Thousands of people fled Nigeria's largest informal fishing settlement on Friday as security forces used gunfire and tear gas to make way for demolitions in defiance of a recent court order, rights groups said, describing it as a "violation of human rights".
The homes of nearly 4,700 people in the Otodo-Gbame community in Lagos were destroyed on Friday, despite a previous court order that halted such evictions, according to Amnesty International and Lagos-based group, Justice and Empowerment Initiatives (JEI).
Speaking to Al Jazeera by phone, Otodo-Gbame residents said they had no warning their homes were going to be demolished.
"We were so surprised.
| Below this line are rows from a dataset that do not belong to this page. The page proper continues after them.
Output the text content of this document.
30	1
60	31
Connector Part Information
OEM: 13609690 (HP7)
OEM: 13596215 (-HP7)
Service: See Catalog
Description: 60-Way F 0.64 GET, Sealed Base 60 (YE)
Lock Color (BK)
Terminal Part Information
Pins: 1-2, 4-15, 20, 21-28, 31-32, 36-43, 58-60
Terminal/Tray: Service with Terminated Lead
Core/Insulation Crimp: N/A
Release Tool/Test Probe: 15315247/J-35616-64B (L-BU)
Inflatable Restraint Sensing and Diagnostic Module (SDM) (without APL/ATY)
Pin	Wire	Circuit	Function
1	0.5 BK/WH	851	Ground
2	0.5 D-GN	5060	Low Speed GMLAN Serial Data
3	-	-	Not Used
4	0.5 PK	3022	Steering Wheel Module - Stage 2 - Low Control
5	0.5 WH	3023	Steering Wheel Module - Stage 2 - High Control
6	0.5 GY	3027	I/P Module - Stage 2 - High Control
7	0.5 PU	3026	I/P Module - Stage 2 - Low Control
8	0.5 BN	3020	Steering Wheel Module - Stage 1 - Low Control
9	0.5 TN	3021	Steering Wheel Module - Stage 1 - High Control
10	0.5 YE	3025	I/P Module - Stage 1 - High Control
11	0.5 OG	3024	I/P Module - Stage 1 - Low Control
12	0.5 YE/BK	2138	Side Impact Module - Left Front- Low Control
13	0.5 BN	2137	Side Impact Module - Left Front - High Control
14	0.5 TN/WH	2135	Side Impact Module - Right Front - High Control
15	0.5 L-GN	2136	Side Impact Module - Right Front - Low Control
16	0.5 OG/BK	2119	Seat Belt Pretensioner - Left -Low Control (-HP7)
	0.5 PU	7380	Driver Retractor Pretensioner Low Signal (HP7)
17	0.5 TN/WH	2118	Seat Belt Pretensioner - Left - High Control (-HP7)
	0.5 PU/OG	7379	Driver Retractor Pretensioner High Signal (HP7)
We didn't know where they came from," Paul Kunnu said. "They pulled down everything."
READ MORE: Nigeria - Fishermen and chiefs
Another resident, Ahisu Celestine, said he and other community members woke up to the presence of Nigerian authorities and bulldozers on Friday.
"We tried to block the way," Celestine said.
"They started shooting tear gas," he added, saying there were dozens of police present.
Megan Chapman, co-director of JEI, who arrived at the community shortly after the demolitions began, told Al Jazeera that police used live bullets to disperse the crowds.
Authorities were not available for comment on the incident.
'No other place to go'
The Otodo-Gbame community is one of many informal settlements along the Nigerian commercial hub's waterfront.
In November of last year, an estimated 30,000 residents from the community were evicted to make way for development projects, rights groups said.
|Rights groups have said more than 300,000 people are at risk from eviction from Lagos waterfront communities [Sunday Alamba/AP Images]
But after a court injunction issued in January halted evictions, many of the residents, including Celestine and Kunnu, decided to rebuild.
"We don't have any other place to go," Celestine told Al Jazeera. "We are a fisherman community and have been here for hundreds of years."
Chapman, who has been working with the community in mediation efforts with the government, echoed Celestine's sentiment.
"Residents don't really have any options. It's an ancestral community. Many of the people in the settlements are fishermen and fisherwomen. They are among Lagos' urban poor and there isn't an alternative for them to move someplace else."
'We have to rebuild'
Following the November 2016 eviction, rights groups warned that more than 300,000 people faced eviction from waterfront communities across Lagos state.
Makeshift housing is common in the poorest parts of Lagos, a city of more than 21 million people. Thousands from across Nigeria and neighbouring countries arrive daily in search of work.
Both Kunnu and Celestine told Al Jazeera they will remain in Otodo-Gbame.
"We have to rebuild. We don't have anywhere else to go. This is our home," Kunnu said.
Celestine also called on the international community for help.
"We want international communities to help us, the poor," he said. "It is a not a crime for poor people to live where rich men are."